My personal growth journey had required time for rest and recovery, time for reflection and redirection as necessary. And each growth spurt required that I had trust buckled in tight. Every choice, every decision, every time I worked through some new opportunity for growth, I honed in on the trust that I was seeking to have with myself. The cycle of growth had collided with the cycle of trust and I never saw an end in sight for that connection.
I had gone through amazing life changes and experienced massive growth in the last couple of years. I’d literally gassed it and knew that I had grown so much, and I’d learned to trust myself when I felt that it was time to take my foot off the pedal and just coast. Trusting myself to slow down hadn’t meant that I was pulling over or turning around. It hadn’t stopped me dead in my tracks. And now that I was entering a lane of my life that was new to me, a lane where there was risk involved, I felt certain I’d be required to trust myself to know how and when to manage that risk, slow down when I needed, and not take the corners of my life on two wheels.
And that new lane began on February 2, 2018, and I entered a new phase in my life–entrepreneurship. It was time to experience life outside of the corporate America I had known. Everything about it was unknown. Would I fail or succeed? Would I be able to pay my mortgage, find insurance, the list went on and on? I was staring my dreams in the eye, and I still didn’t have all the answers.
Even though I was embracing the journey, the truth was, I was white-knuckled at times. But I’d keep going. I’d asked for clarity and had sought the next right steps in my path and I’d arrived at my destination. And now it was time to knock, like Matthew 7:7-8 said. It was time to choose if I was ready to walk up to doors that I had never been to and knock, not having any guarantee of what would be on the other side.
The fear took me way back in time. I was that scared kid all over again having to choose between truth or dare.
Truth or dare, Dena?
I chose truth.
Am I ready? Am I ready to expose myself to risk, uncertainty and emotional distress? Am I ready to share my truth and allow others to see me for who I truly believed I was?
Truth was, I felt confident that I had asked, sought, and now was staring down a tunnel where there was an actual light gleaming back at me, yet I was still scared to move forward. But, truth be told, there was also a feeling of peace. And that peace nudged me to rethink my choice.

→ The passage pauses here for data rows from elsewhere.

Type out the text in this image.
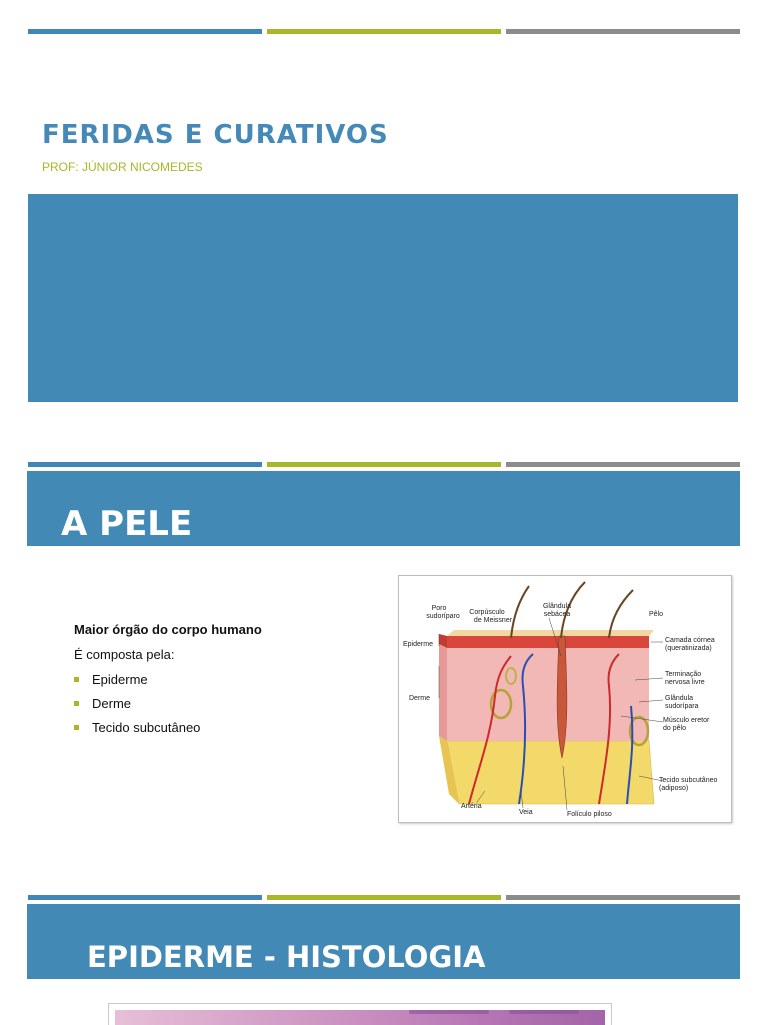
FERIDAS E CURATIVOS

PROF: JÚNIOR NICOMEDES

A PELE

Maior órgão do corpo humano

É composta pela:

Epiderme
Derme
Tecido subcutâneo
Poro
sudoríparo
Corpúsculo
de Meissner
Glândula
sebácea	Pêlo
Epiderme
Derme
Camada córnea
(queratinizada)
Terminação
nervosa livre
Glândula
sudorípara
Músculo eretor
do pêlo
Tecido subcutâneo
(adiposo)
Artéria
Veia	Folículo piloso
EPIDERME - HISTOLOGIA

What if I picked the dare instead?
Now, hear me when I say, I love Jesus, and I often ask what would Jesus do, but I also wonder this: What would Brene do? And you know what she’d say to do, what her research had taught her that other people who chose a wholehearted way of living would do? They would choose to embrace vulnerability.

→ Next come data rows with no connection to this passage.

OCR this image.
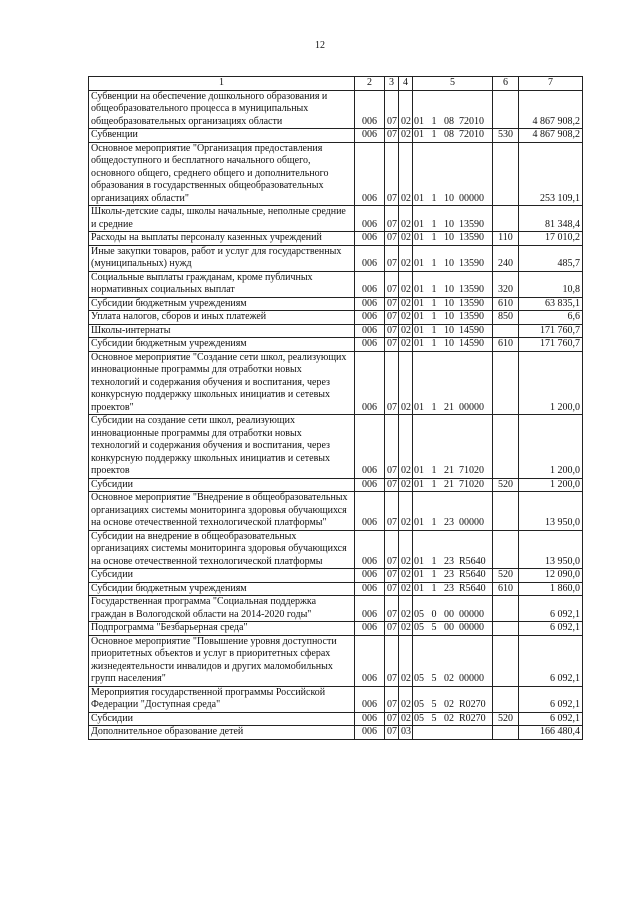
12
1	2	3	4	5	6	7
Субвенции на обеспечение дошкольного образования и общеобразовательного процесса в муниципальных общеобразовательных организациях области	006	07	02	01   1   08  72010		4 867 908,2
Субвенции	006	07	02	01   1   08  72010	530	4 867 908,2
Основное мероприятие "Организация предоставления общедоступного и бесплатного начального общего, основного общего, среднего общего и дополнительного образования в государственных общеобразовательных организациях области"	006	07	02	01   1   10  00000		253 109,1
Школы-детские сады, школы начальные, неполные средние и средние	006	07	02	01   1   10  13590		81 348,4
Расходы на выплаты персоналу казенных учреждений	006	07	02	01   1   10  13590	110	17 010,2
Иные закупки товаров, работ и услуг для государственных (муниципальных) нужд	006	07	02	01   1   10  13590	240	485,7
Социальные выплаты гражданам, кроме публичных нормативных социальных выплат	006	07	02	01   1   10  13590	320	10,8
Субсидии бюджетным учреждениям	006	07	02	01   1   10  13590	610	63 835,1
Уплата налогов, сборов и иных платежей	006	07	02	01   1   10  13590	850	6,6
Школы-интернаты	006	07	02	01   1   10  14590		171 760,7
Субсидии бюджетным учреждениям	006	07	02	01   1   10  14590	610	171 760,7
Основное мероприятие "Создание сети школ, реализующих инновационные программы для отработки новых технологий и содержания обучения и воспитания, через конкурсную поддержку школьных инициатив и сетевых проектов"	006	07	02	01   1   21  00000		1 200,0
Субсидии на создание сети школ, реализующих инновационные программы для отработки новых технологий и содержания обучения и воспитания, через конкурсную поддержку школьных инициатив и сетевых проектов	006	07	02	01   1   21  71020		1 200,0
Субсидии	006	07	02	01   1   21  71020	520	1 200,0
Основное мероприятие "Внедрение в общеобразовательных организациях системы мониторинга здоровья обучающихся на основе отечественной технологической платформы"	006	07	02	01   1   23  00000		13 950,0
Субсидии на внедрение в общеобразовательных организациях системы мониторинга здоровья обучающихся на основе отечественной технологической платформы	006	07	02	01   1   23  R5640		13 950,0
Субсидии	006	07	02	01   1   23  R5640	520	12 090,0
Субсидии бюджетным учреждениям	006	07	02	01   1   23  R5640	610	1 860,0
Государственная программа "Социальная поддержка граждан в Вологодской области на 2014-2020 годы"	006	07	02	05   0   00  00000		6 092,1
Подпрограмма "Безбарьерная среда"	006	07	02	05   5   00  00000		6 092,1
Основное мероприятие "Повышение уровня доступности приоритетных объектов и услуг в приоритетных сферах жизнедеятельности инвалидов и других маломобильных групп населения"	006	07	02	05   5   02  00000		6 092,1
Мероприятия государственной программы Российской Федерации "Доступная среда"	006	07	02	05   5   02  R0270		6 092,1
Субсидии	006	07	02	05   5   02  R0270	520	6 092,1
Дополнительное образование детей	006	07	03			166 480,4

I could imagine Brene and Oprah cheering me on, daring me to get my butt in the car and go. They’d tell me to drive toward the light at the end of that tunnel and promise me that if I did, when I did, the light in me would grow brighter and brighter, and the doors that opened would allow me to walk into a life I didn’t know existed. Yet another choice. Did I take their dare? Could I choose to dare?
Heck, yeah I could. I did–and I still do. It was time to say yes to vulnerability, to hit the road and see where my courage would lead me.
It was time to buckle up because it was bound to be a wild and bumpy ride.